While this is half in jest, the scenario for many visa holders, such as H1-Bs and H4s, is not unlike the quirks of the system alluded to in the above quip. Only, in this case, the joke is on them, the legal immigrants.
Those who are here entirely illegally—over 13 million of them—seem to be quite free to live and work as they please, even if it may be in the underground economy. In contrast, many of those who labored for months and years with grueling requirements of documentation, hefty legal fees, and years of waiting to finally make it into the United States legally, are often straight-jacketed by archaic and bureaucratic requirements. To further complicate things for them, these requirements and rules are often fickle, arbitrary, and onerous. They are also unjust, considering a broader environment that has abundantly, if discreetly, sanctioned outright illegality.
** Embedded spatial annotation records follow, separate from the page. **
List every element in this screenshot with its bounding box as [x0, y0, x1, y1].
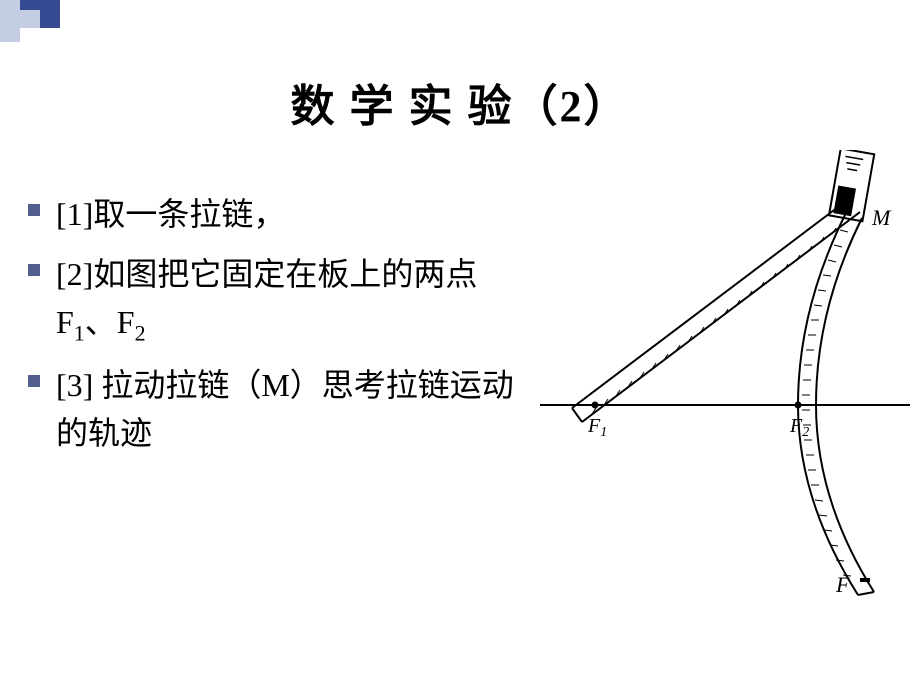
list-item: [1]取一条拉链， — [28, 190, 528, 238]
bullet-list: [1]取一条拉链， [2]如图把它固定在板上的两点F1、F2 [3] 拉动拉链（… — [28, 190, 528, 469]
item-text: [2]如图把它固定在板上的两点F1、F2 — [56, 250, 528, 349]
item-text: [3] 拉动拉链（M）思考拉链运动的轨迹 — [56, 361, 528, 457]
text-fragment: 、F — [85, 304, 135, 340]
label-F1: F1 — [587, 415, 607, 440]
label-M: M — [871, 205, 892, 230]
item-text: [1]取一条拉链， — [56, 190, 285, 238]
label-F2: F2 — [789, 415, 809, 440]
list-item: [3] 拉动拉链（M）思考拉链运动的轨迹 — [28, 361, 528, 457]
subscript: 1 — [74, 320, 85, 345]
label-F: F — [835, 572, 850, 597]
bullet-icon — [28, 204, 40, 216]
zipper-diagram: M F1 F2 F — [540, 150, 910, 630]
subscript: 2 — [135, 320, 146, 345]
bullet-icon — [28, 264, 40, 276]
corner-decoration — [0, 0, 100, 45]
page-title: 数 学 实 验（2） — [0, 70, 920, 134]
list-item: [2]如图把它固定在板上的两点F1、F2 — [28, 250, 528, 349]
bullet-icon — [28, 375, 40, 387]
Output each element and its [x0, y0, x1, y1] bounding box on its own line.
As a result we have thousands of H4s (spouses of H1-Bs), many of whom are highly educated and qualified, who are fuming at home, unable to productively engage themselves in the workforce, even while millions of those who have no legal status whatsoever are happily mowing lawns, working in factories, and involved in other such acts of gainful employment.
This is not about starting a class warfare amongst various stripes of immigrants. Yes, undocumented aliens, too, have their set of grievances and challenges, and at the political front, a unified voice is perhaps needed. But this shouldn’t prevent us from identifying and isolating the unique and valid grievances of H1-B visa holders and their spouses. Their lives are often on standby, with uncertainty the only vista in front of them. Not being able to set down roots for years on end due to the uncertainty is in itself a grievance. It gets worse when the same visa status limits their career options.
A recent article in The New York Times begins, “Where’s Sanjay?” and tells about the plight of Sanjay G. Mavinkurve, who, while at Harvard in 2003, wrote some of the computer code for the student networking site that later became the basis of Facebook, the social networking phenomenon. Mavinkurve, who now is a key engineer at Google, has had to move to Canada so that his wife, an H4 visa holder, can pursue her career ambitions.
The Times article then launched into what it described as the folly of the U.S. government in not being able to retain bright entrepreneurs such as Mavinkurve, who pay high taxes, create jobs, and breed innovation. However, whether it is a celebrated techie or not, the greater incredulity is this: Why would the U.S. government invite workers to the country under the skilled immigrant labor program and then subject them to complex and seemingly arbitrary standards that make their lives more restrictive than those of undocumented aliens?